Jan-Erik Geersing, Geersing Potato Specialist/Caithness Potatoes, Emmeloord: ‘All our attention is focused on Phytophthora, which won’t surprise anyone in the industry.’

Jan Erik Geersing

‘All our attention is focused on Phytophthora, which won’t surprise anyone in the industry. I myself have been busy with my own breeding work for fifteen years now. The trial fields are located at the organic farm of Joos and Marien Poppe in the village of Nagele in the Noordoostpolder region. Breeding Phytophthora-resistant varieties is not only necessary for organic farming, but just as much for conventional farming. In fact, in organic farming, Phytophthora hasn’t been the most important challenge for some years now. It’s now viruses. In the organic sector, attention has been focused on solutions in this area for some time. For example, we already have a virus-resistant variety available called Marcella. So, as you can imagine, visitors from conventional farming are now all rushing to the one tray holding that variety.

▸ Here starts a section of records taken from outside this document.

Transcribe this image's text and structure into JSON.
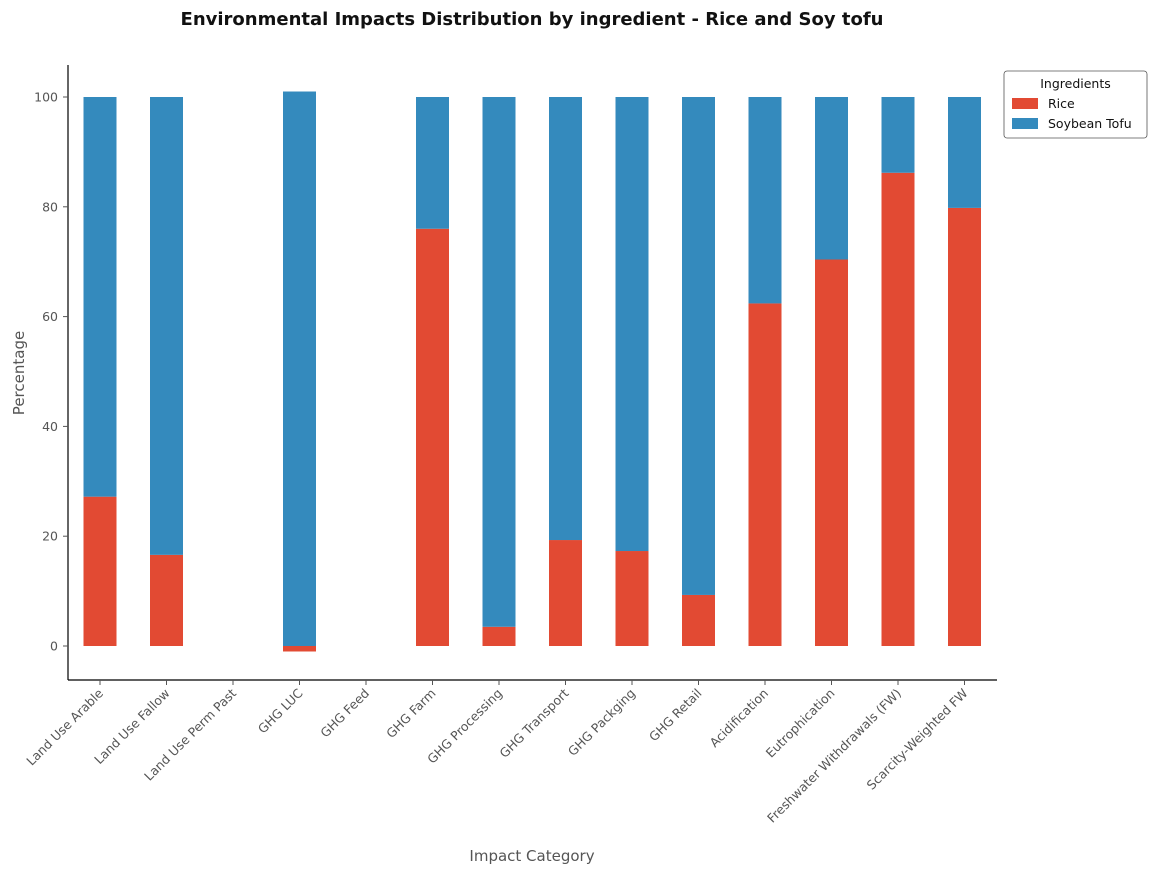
{
  "chart_data": {
    "type": "bar",
    "stacked": true,
    "title": "Environmental Impacts Distribution by ingredient - Rice and Soy tofu",
    "xlabel": "Impact Category",
    "ylabel": "Percentage",
    "ylim": [
      -6,
      106
    ],
    "yticks": [
      0,
      20,
      40,
      60,
      80,
      100
    ],
    "grid": false,
    "legend": {
      "title": "Ingredients",
      "placement": "upper-right-outside"
    },
    "categories": [
      "Land Use Arable",
      "Land Use Fallow",
      "Land Use Perm Past",
      "GHG LUC",
      "GHG Feed",
      "GHG Farm",
      "GHG Processing",
      "GHG Transport",
      "GHG Packging",
      "GHG Retail",
      "Acidification",
      "Eutrophication",
      "Freshwater Withdrawals (FW)",
      "Scarcity-Weighted FW"
    ],
    "series": [
      {
        "name": "Rice",
        "color": "#E24A33",
        "values": [
          27.2,
          16.6,
          0,
          -1.0,
          0,
          76.0,
          3.5,
          19.3,
          17.3,
          9.3,
          62.4,
          70.4,
          86.2,
          79.8
        ]
      },
      {
        "name": "Soybean Tofu",
        "color": "#348ABD",
        "values": [
          72.8,
          83.4,
          0,
          101.0,
          0,
          24.0,
          96.5,
          80.7,
          82.7,
          90.7,
          37.6,
          29.6,
          13.8,
          20.2
        ]
      }
    ]
  }
}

But this is just a small digression, now to get back to your question. Phytophthora is our main breeding aim. This started for organic farming and after initiatives such as the bio-covenant, it’s also gradually rolling out to the conventional sector. There are currently ten truly Phytophthora-resistant varieties available. We have three of these, one of which is our own variety, the Cammeo, and there are two French varieties which we market here under licence. Interest is growing rapidly, which can also be seen in the increase in the area. This year, we’re going from 16 to 35 hectares of seed potatoes with the Cammeo. And the momentum will remain in the years to come. What we see is that the potato acreage in organic cultivation is increasing again after years of decline, partly due to the availability of varieties that are resistant to Phytophthora, nematodes and virus. In addition, there’s currently a strong resistance in society to the use of chemical products, and the conventional potato farmers are experiencing the consequences. This pressure can be eased quite a bit with the cultivation of Phytophthora-resistant varieties. This doesn’t mean that we should stop spraying, it’s better not to do this. In fact, Phytophthora resistance is maintained for much longer by also spraying resistant varieties a number of times per growing season. I expect this will become normal practice fairly soon.’